Pendant la catastrophe, les affaires continuent

30/03/2011

Michel Meunier, président national du Centre des jeunes dirigeants d’entreprise, et Bruno Tilliette, rédacteur en chef de jeune-dirigeant.fr, dans Libération du mercredi 24 mars 2011 :

Quelques heures à peine après la catastrophe qui frappé le Japon le 11 mars, avant même que l’on prenne conscience de l’étendue du désastre humain et matériel — on parlait encore de quelques dizaines de morts —, le cours des actions des grands réassureurs mondiaux — ceux-là mêmes qui assurent les compagnies d’assurance — étaient en forte baisse, autour de -5 % en moyenne. Cette chute n’est pas terminée.

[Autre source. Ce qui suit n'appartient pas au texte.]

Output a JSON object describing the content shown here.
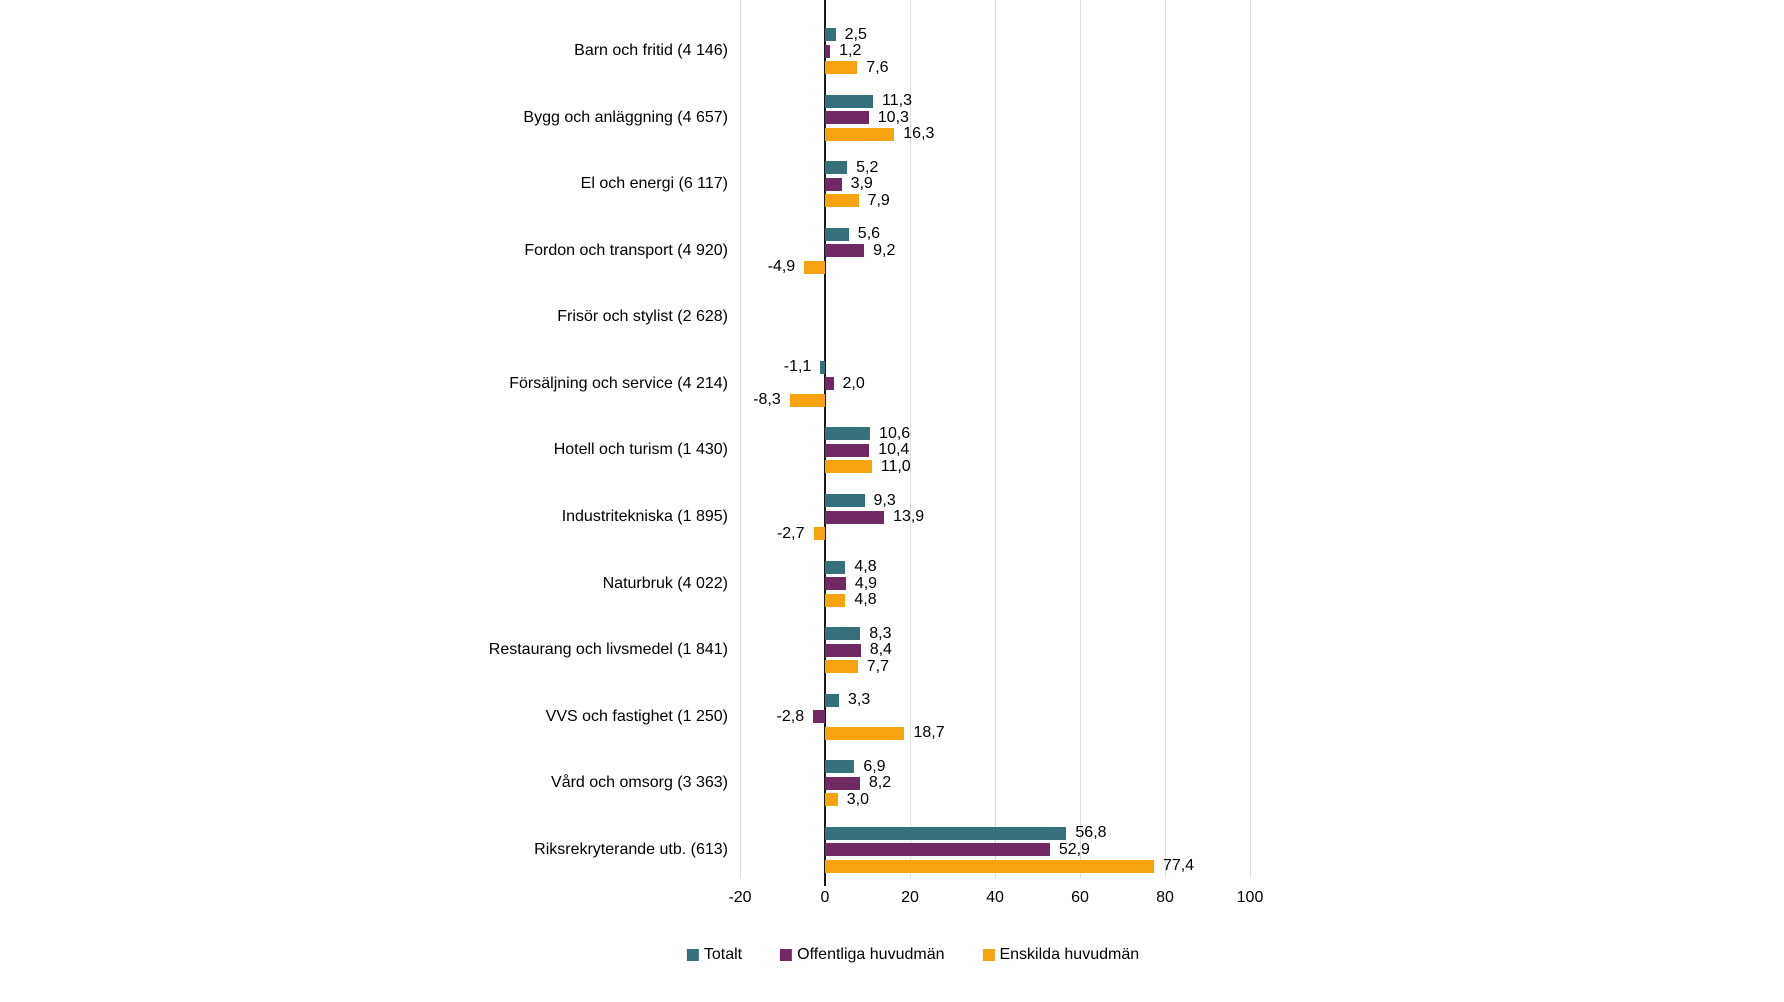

L’événement s’étant produit un vendredi, la Bourse de Tokyo a, elle, attendu la fin du week-end, le lundi 14, pour s’effondrer (-6,18 %) malgré une intervention massive de la Banque centrale du Japon qui a injecté 40 000 milliards de yens (plus de 350 milliards d’euros). La Tepco (Tokyo Electric Power, compagnie d’électricité qui exploite les centrales endommagées) a perdu plus de 42,3 %, tandis que Mitsubishi, Toyota et Nissan plongeaient également d’environ 10 %, leurs usines ayant subi des dégâts.

Pendant le drame, donc, les affaires continuent. Tout cela est en quelque sorte normal. Cela fait partie du système capitaliste. Quand une entreprise, du fait d’une conjoncture défavorable, risque de perdre de l’argent, beaucoup d’argent, le réflexe logique des investisseurs n’est-il pas de se désengager le plus rapidement possible et d’aller placer leurs billes ailleurs ? On peut juste s’étonner que les sociétés automobiles japonaises soient également victimes de cette désertion capitalistique. Car il faudra bien remplacer les milliers de voitures emportées par le tsunami et, d’ici quelques mois, leurs usines tourneront à plein régime, de quoi toucher de jolis dividendes. Mais quelques mois, sans doute, c’est trop long pour des affairistes qui cherchent la rentabilité immédiate maximum.

On pourrait quand même leur suggérer, s’ils ont un peu de patience, d’injecter leurs liquidités fraîchement récupérées dans les grandes sociétés du BTP, car il faudra bien aussi reconstruire les maisons et les infrastructures. Dommage pour eux que les pompiers, les secouristes et les ONG ne soient pas cotés en Bourse, ils auraient obtenu un superbe et rapide ROI (retour sur investissement).

Si nous préférons faire de l’humour, c’est pour cacher une colère profonde. C’est le système qui veut cela, certes. Alors, il faut dire que le système est inhumain. Et rappeler aussi que le système n’agit pas tout seul. Derrière, il y a des hommes, des traders de triste mémoire, pour décider froidement, tout de suite après l’annonce de la catastrophe, dans une réaction pavlovienne, de protéger le portefeuille qui leur a été confié (ce n’est même pas leur propre argent). Des hommes qui ne voient dans la tragédie qui secoue un pays entier et dans le malheur qui va s’ensuivre que le risque de leurs bénéfices rognés et de leurs bonus amoindris.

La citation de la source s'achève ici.